Minister of Fisheries and Agriculture
- In office 30 November 2017 – 28 November 2021
- Prime Minister: Katrín Jakobsdóttir
- Preceded by: Þorgerður Katrín Gunnarsdóttir
- Succeeded by: Svandís Svavarsdóttir

Minister of Education, Science, and Culture
- In office 11 January 2017 – 30 November 2017
- Prime Minister: Bjarni Benediktsson
- Preceded by: Illugi Gunnarsson
- Succeeded by: Lilja Dögg Alfreðsdóttir

Minister of Health
- In office 23 May 2013 – 11 January 2017
- Prime Minister: Sigmundur Davíð Gunnlaugsson Sigurður Ingi Jóhannsson
- Preceded by: Guðbjartur Hannesson
- Succeeded by: Óttarr Proppé

Mayor of Akureyri
- In office 1998 – January 2007
- Preceded by: Jakob Björnsson
- Succeeded by: Sigrún Björk Jakobsdóttir

Personal details
- Born: 15 July 1957 (age 68) Dalvík, Iceland
- Party: Independence Party
- Spouse: Guðbjörg Ringsted
- Children: 4
- Alma mater: University of Iceland

= Kristján Þór Júlíusson =

Icelandic politician (born 1957)

Kristján Þór Júlíusson (15 July 1957 in Dalvík) is an Icelandic politician, a member of Alþingi and former Minister of Fisheries and Agriculture.

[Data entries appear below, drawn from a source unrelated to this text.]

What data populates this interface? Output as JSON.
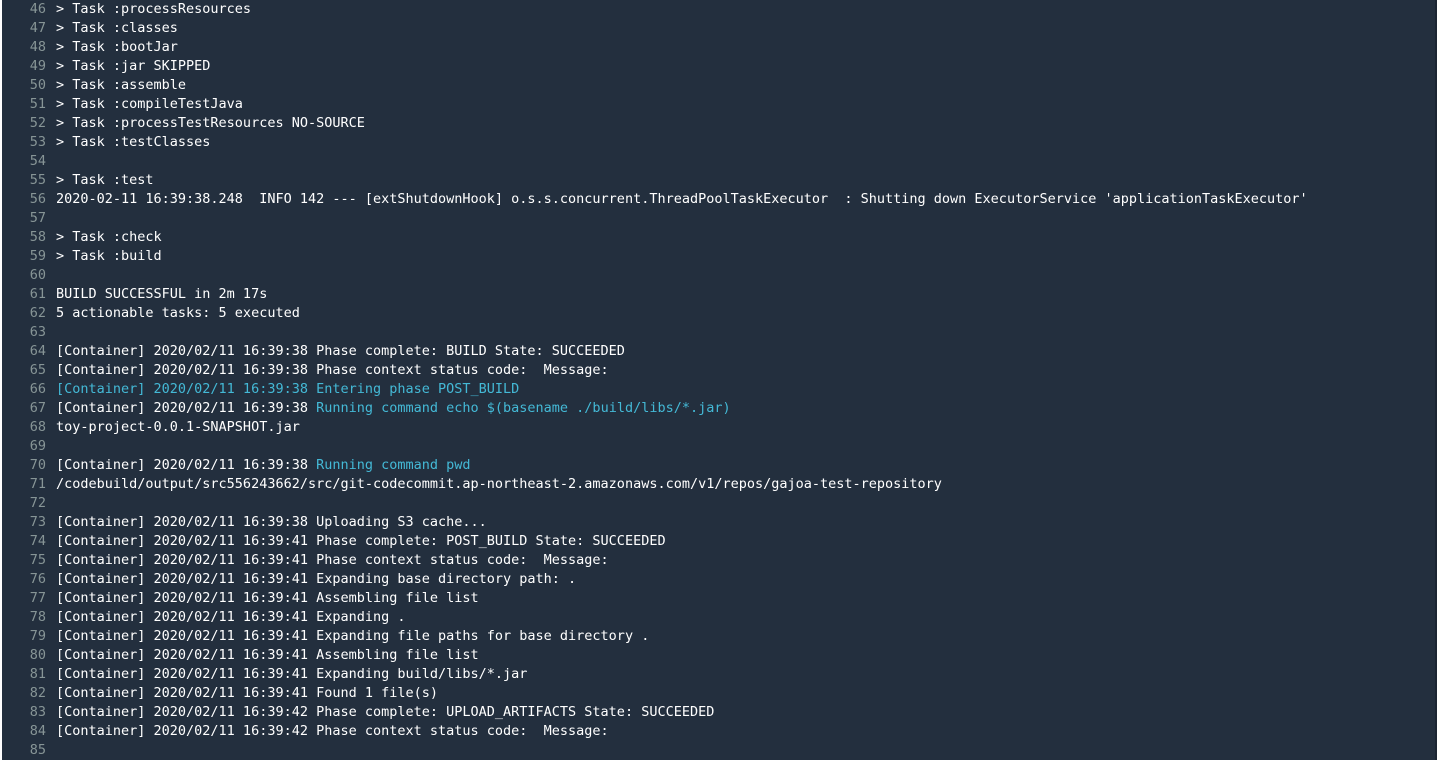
{
  "log": {
    "lines": [
      {
        "num": "46",
        "prefix": "> Task :processResources",
        "command": ""
      },
      {
        "num": "47",
        "prefix": "> Task :classes",
        "command": ""
      },
      {
        "num": "48",
        "prefix": "> Task :bootJar",
        "command": ""
      },
      {
        "num": "49",
        "prefix": "> Task :jar SKIPPED",
        "command": ""
      },
      {
        "num": "50",
        "prefix": "> Task :assemble",
        "command": ""
      },
      {
        "num": "51",
        "prefix": "> Task :compileTestJava",
        "command": ""
      },
      {
        "num": "52",
        "prefix": "> Task :processTestResources NO-SOURCE",
        "command": ""
      },
      {
        "num": "53",
        "prefix": "> Task :testClasses",
        "command": ""
      },
      {
        "num": "54",
        "prefix": "",
        "command": ""
      },
      {
        "num": "55",
        "prefix": "> Task :test",
        "command": ""
      },
      {
        "num": "56",
        "prefix": "2020-02-11 16:39:38.248  INFO 142 --- [extShutdownHook] o.s.s.concurrent.ThreadPoolTaskExecutor  : Shutting down ExecutorService 'applicationTaskExecutor'",
        "command": ""
      },
      {
        "num": "57",
        "prefix": "",
        "command": ""
      },
      {
        "num": "58",
        "prefix": "> Task :check",
        "command": ""
      },
      {
        "num": "59",
        "prefix": "> Task :build",
        "command": ""
      },
      {
        "num": "60",
        "prefix": "",
        "command": ""
      },
      {
        "num": "61",
        "prefix": "BUILD SUCCESSFUL in 2m 17s",
        "command": ""
      },
      {
        "num": "62",
        "prefix": "5 actionable tasks: 5 executed",
        "command": ""
      },
      {
        "num": "63",
        "prefix": "",
        "command": ""
      },
      {
        "num": "64",
        "prefix": "[Container] 2020/02/11 16:39:38 Phase complete: BUILD State: SUCCEEDED",
        "command": ""
      },
      {
        "num": "65",
        "prefix": "[Container] 2020/02/11 16:39:38 Phase context status code:  Message:",
        "command": ""
      },
      {
        "num": "66",
        "prefix": "",
        "command": "[Container] 2020/02/11 16:39:38 Entering phase POST_BUILD"
      },
      {
        "num": "67",
        "prefix": "[Container] 2020/02/11 16:39:38 ",
        "command": "Running command echo $(basename ./build/libs/*.jar)"
      },
      {
        "num": "68",
        "prefix": "toy-project-0.0.1-SNAPSHOT.jar",
        "command": ""
      },
      {
        "num": "69",
        "prefix": "",
        "command": ""
      },
      {
        "num": "70",
        "prefix": "[Container] 2020/02/11 16:39:38 ",
        "command": "Running command pwd"
      },
      {
        "num": "71",
        "prefix": "/codebuild/output/src556243662/src/git-codecommit.ap-northeast-2.amazonaws.com/v1/repos/gajoa-test-repository",
        "command": ""
      },
      {
        "num": "72",
        "prefix": "",
        "command": ""
      },
      {
        "num": "73",
        "prefix": "[Container] 2020/02/11 16:39:38 Uploading S3 cache...",
        "command": ""
      },
      {
        "num": "74",
        "prefix": "[Container] 2020/02/11 16:39:41 Phase complete: POST_BUILD State: SUCCEEDED",
        "command": ""
      },
      {
        "num": "75",
        "prefix": "[Container] 2020/02/11 16:39:41 Phase context status code:  Message:",
        "command": ""
      },
      {
        "num": "76",
        "prefix": "[Container] 2020/02/11 16:39:41 Expanding base directory path: .",
        "command": ""
      },
      {
        "num": "77",
        "prefix": "[Container] 2020/02/11 16:39:41 Assembling file list",
        "command": ""
      },
      {
        "num": "78",
        "prefix": "[Container] 2020/02/11 16:39:41 Expanding .",
        "command": ""
      },
      {
        "num": "79",
        "prefix": "[Container] 2020/02/11 16:39:41 Expanding file paths for base directory .",
        "command": ""
      },
      {
        "num": "80",
        "prefix": "[Container] 2020/02/11 16:39:41 Assembling file list",
        "command": ""
      },
      {
        "num": "81",
        "prefix": "[Container] 2020/02/11 16:39:41 Expanding build/libs/*.jar",
        "command": ""
      },
      {
        "num": "82",
        "prefix": "[Container] 2020/02/11 16:39:41 Found 1 file(s)",
        "command": ""
      },
      {
        "num": "83",
        "prefix": "[Container] 2020/02/11 16:39:42 Phase complete: UPLOAD_ARTIFACTS State: SUCCEEDED",
        "command": ""
      },
      {
        "num": "84",
        "prefix": "[Container] 2020/02/11 16:39:42 Phase context status code:  Message:",
        "command": ""
      },
      {
        "num": "85",
        "prefix": "",
        "command": ""
      }
    ]
  },
  "colors": {
    "background": "#232f3e",
    "text": "#ffffff",
    "line_number": "#879596",
    "command": "#44b9d6"
  }
}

He completed degrees in Icelandic, literature and teaching at the University of Iceland but most of his education has been concerned with seamanship. He is a certified steersman and captain and worked in that field for several years. He is married to Guðbjörg Ringsted and they have four children; María, Júlíus, Gunnar and Þorsteinn.

In 1986 he became the mayor of Dalvík for the Independence Party and remained in office until 1994 when he moved to Ísafjörður and took on the job of mayor there until 1997. In the 1998 municipal elections he ran for office in Akureyri and has since been credited for the increased support for the Independence Party in Akureyri at the expense of the Progressive Party, which had been the most powerful in Akureyri for decades. From 1998 to 2006 Kristján was head of a coalition between the Independence Party and the Progressive Party but in the current term the Independence Party forms a coalition with the Social Democratic Alliance.

In January 2007 he stepped down as mayor of Akureyri to run for a seat on Alþingi, which he won.